Ich stehe am Eingang zum Turm eines 80 Meter hohen Windrads. Neben mir der Wartungsmitarbeiter Georg Rudolph. Bevor wir aufsteigen schnallt er sich einen Rucksack mit Werkzeug auf den Rücken und verzurrt unsere Klettergurte.
"Links neben der Leiter sind rosafarbene Ösen, da kann man sich anschlagen. Wenn man ausrutscht, wenn man fällt, wenn man ohnmächtig wird, hängt man gesichert in der Leiter und kann dann von unten gerettet werden. Kleiner Tipp noch, ich mach das mal eben vor: Wer durch den Turm geht, der sollte nicht versuchen, sich wie in ner Gartenleiter mit den Händen hochzuziehen, sondern man kann sich nach hinten beugen, das System hält."
Auch bei der Arbeit an Getriebe oder Generator hoch oben in der engen Gondel hätte Georg Rudolph gerne beide Hände frei. Doch bisher braucht er schon eine, um das Wartungshandbuch zu halten.

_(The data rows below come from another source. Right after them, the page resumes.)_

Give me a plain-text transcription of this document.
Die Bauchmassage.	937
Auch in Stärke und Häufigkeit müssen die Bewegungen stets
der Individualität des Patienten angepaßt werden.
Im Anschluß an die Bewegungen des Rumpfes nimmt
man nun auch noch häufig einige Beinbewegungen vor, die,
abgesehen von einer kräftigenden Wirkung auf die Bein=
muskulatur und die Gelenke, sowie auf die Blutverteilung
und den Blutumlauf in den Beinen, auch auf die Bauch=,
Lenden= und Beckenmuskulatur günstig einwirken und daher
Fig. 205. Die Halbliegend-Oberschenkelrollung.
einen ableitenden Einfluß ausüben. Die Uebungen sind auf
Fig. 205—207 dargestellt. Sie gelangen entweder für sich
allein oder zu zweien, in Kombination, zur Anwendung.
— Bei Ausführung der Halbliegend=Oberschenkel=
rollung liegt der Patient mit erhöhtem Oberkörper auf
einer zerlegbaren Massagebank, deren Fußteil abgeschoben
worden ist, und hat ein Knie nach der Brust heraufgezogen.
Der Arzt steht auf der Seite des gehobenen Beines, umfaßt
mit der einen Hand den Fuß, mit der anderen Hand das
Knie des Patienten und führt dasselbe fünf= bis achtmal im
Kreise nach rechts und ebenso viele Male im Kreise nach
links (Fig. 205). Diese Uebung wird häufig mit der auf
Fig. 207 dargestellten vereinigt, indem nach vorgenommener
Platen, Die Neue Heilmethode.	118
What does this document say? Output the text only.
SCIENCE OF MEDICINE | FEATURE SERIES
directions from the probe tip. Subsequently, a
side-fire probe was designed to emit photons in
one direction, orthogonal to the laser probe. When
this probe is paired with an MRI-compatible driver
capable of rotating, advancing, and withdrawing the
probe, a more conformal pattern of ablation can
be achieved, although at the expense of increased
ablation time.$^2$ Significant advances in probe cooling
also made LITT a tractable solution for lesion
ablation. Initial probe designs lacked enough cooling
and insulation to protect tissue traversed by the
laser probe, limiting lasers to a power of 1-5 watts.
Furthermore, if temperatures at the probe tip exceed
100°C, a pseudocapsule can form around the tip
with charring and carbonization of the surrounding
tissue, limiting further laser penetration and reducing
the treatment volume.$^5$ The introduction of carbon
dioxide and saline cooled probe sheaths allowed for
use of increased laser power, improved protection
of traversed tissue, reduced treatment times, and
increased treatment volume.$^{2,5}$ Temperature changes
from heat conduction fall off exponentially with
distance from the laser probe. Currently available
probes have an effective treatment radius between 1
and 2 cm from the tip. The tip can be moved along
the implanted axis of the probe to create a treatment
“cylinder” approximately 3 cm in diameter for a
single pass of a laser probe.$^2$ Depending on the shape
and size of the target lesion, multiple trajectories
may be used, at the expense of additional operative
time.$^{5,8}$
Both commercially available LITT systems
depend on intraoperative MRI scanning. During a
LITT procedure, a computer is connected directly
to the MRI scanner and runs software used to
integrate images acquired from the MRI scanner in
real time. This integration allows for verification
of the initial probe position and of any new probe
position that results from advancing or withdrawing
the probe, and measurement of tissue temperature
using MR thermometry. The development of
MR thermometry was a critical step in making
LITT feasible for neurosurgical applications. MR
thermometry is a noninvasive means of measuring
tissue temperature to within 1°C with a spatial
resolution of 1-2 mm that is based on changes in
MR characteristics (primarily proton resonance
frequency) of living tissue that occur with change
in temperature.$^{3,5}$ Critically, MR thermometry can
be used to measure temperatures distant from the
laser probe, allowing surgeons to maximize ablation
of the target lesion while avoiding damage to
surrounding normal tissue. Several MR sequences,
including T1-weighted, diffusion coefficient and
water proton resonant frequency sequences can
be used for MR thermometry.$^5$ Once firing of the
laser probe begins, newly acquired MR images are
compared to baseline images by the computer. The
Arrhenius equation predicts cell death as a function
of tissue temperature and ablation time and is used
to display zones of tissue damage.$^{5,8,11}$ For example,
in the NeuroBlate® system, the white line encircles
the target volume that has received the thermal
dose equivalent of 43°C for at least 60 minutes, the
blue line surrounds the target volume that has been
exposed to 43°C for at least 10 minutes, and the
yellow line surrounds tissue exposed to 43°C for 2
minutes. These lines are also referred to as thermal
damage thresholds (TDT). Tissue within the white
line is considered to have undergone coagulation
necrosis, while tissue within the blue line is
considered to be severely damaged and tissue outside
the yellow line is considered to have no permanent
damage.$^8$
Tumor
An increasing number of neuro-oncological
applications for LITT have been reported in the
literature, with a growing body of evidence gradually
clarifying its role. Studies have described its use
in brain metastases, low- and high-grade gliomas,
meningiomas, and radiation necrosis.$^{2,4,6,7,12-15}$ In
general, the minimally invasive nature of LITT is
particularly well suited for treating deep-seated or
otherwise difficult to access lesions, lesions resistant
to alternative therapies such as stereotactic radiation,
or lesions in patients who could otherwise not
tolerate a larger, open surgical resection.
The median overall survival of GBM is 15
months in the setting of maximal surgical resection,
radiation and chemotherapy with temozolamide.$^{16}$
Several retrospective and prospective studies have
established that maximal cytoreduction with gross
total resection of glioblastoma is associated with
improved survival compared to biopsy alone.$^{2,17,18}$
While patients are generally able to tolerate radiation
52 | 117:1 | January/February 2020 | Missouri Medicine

Der Ingenieur Frank Bischoff erklärt mir, warum:
"Weil die Windkraftanlagen-Hersteller keine Normung haben und weil es eben eine so unendlich große Menge gibt an Windkraftanlagen, in der sich jemand auskennen muss."

Forschungsprojekt der Universität Bremen

Abhilfe soll jetzt eine Datenbrille schaffen. "Augmented Reality Maintenance System" – "Wartungssystem mit erweiterter Realitätswahrnehmung" – so heißt das Forschungsprojekt, in dem Frank Bischoff zusammen mit dem Institut für Produktion und Logistik der Bremer Universität ein System entwickelt, das dem Wartungsmitarbeiter alle nötigen Informationen direkt ins Auge spiegelt und die Arbeiten mit der Minikamera der Brille gleichzeitig dokumentiert.
Datenbrillen, die so etwas prinzipiell ermöglichen, gibt es schon seit Anfang des Jahrtausends. Doch erst in den letzten Jahren sind sie für den praktischen Einsatz klein, billig und leistungsfähig genug geworden. Ein gutes Dutzend verschiedener Modelle sind inzwischen im Angebot. Einige davon kann ich im Bremer Startup Ubimax ausprobieren.
"Was Sie jetzt anhaben ist die Epson Noverio BT200 mit unserer pick-by-vision-Applikation Xpick und das erste was Sie machen: Sie sehen jetzt schon einen Login-Screen wo Sie aufgefordert werden, sich einzuloggen."
Leonid Poliakov hät mir einen Arbeitsausweis vors Gesicht, die Minikamera an der Außenseite der Brille erfasst den Strichcode. Es piepst – und im oberen Gesichtsfeld meines rechten Auges taucht jetzt tatsächlich ein gelblicher Bildschirm auf. Darauf sehe ich eine schematische Abbildung des Regals vor dem ich stehe. Ein Fach ist rot markiert, daneben sehe ich das Foto der Schraube, die ich herausnehmen und auf einen Montagewagen legen soll. Ich schaffe das gleich im ersten Anlauf.
"Das ist sehr intuitiv. Dadurch sind wir in der Lage, die Effizienzsteigerung zu erzielen, die wir auch im Schnitt bei unseren Projekten zwischen 20 und 40 Prozent auch schaffen, sei es bei DHL, sei es bei Samsung oder bei Volkswagen – gegenüber herkömmlichen Kommissionierlösungen wie z.B. Listen oder aber auch Handterminals."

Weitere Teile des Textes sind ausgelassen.